The prison of Corradino was built by the British colonial authorities starting from 1842 based on plans by W. Lamb Arrowsmith on the model of the Pentonville prison in London, with a capacity of 200 prisoners divided into 4 wings. On November 28, 1942, the irredentist Carmelo Borg Pisani was executed by hanging in the prison for treason and conspiracy against His Majesty's government.

==Conditions and inmates==
In 1995 the association of prisoners Mid-Dlam ghad-Dawl ("From darkness to light") was established to improve living conditions inside the prison, the association is affiliated with the Action for Prisoners' Families of England and Wales (APF) and the European Group of Prisoners' Abroad (EGPA) and is also part of the Association of Prison Volunteers. In 1999 the juvenile wing was built with 36 cells Since 2005, the prison hosts the only Maltese serial killer, Silvio Mangion, who was sentenced to life imprisonment in 2010. On 28 January 2006 the prison was visited by the new bishop of Gozo Mario Grech.

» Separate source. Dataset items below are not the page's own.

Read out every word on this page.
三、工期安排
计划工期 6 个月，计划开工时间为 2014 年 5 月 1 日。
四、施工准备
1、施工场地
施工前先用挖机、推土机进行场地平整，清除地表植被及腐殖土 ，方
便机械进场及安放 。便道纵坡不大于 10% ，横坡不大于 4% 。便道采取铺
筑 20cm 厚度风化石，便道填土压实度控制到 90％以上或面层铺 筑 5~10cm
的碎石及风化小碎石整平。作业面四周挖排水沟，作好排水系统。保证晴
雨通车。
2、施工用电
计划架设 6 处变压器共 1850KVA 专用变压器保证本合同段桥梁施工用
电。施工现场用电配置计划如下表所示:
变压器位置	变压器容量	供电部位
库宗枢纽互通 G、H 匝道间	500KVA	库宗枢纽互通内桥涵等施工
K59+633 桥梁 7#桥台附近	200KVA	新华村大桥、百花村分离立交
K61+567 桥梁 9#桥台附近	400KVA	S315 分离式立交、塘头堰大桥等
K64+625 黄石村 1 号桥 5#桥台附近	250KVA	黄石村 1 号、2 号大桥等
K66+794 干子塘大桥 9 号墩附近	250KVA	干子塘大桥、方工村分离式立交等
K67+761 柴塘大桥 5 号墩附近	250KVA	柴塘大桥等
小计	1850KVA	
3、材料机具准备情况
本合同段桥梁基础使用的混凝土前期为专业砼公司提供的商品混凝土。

In 2011 there were 593 prisoners out of 444 places available and they were divided as follows: 384 prisoners already convicted (including 24 women); 209 prisoners awaiting trial (including 15 women); and 34 underage boys (16-22).

In 2011 the percentage of juvenile detainees (6.1%) was the highest among those in the countries belonging to the European Union. In 2014, 205 people worked in the prison including 18 policemen from the Malta Police Force.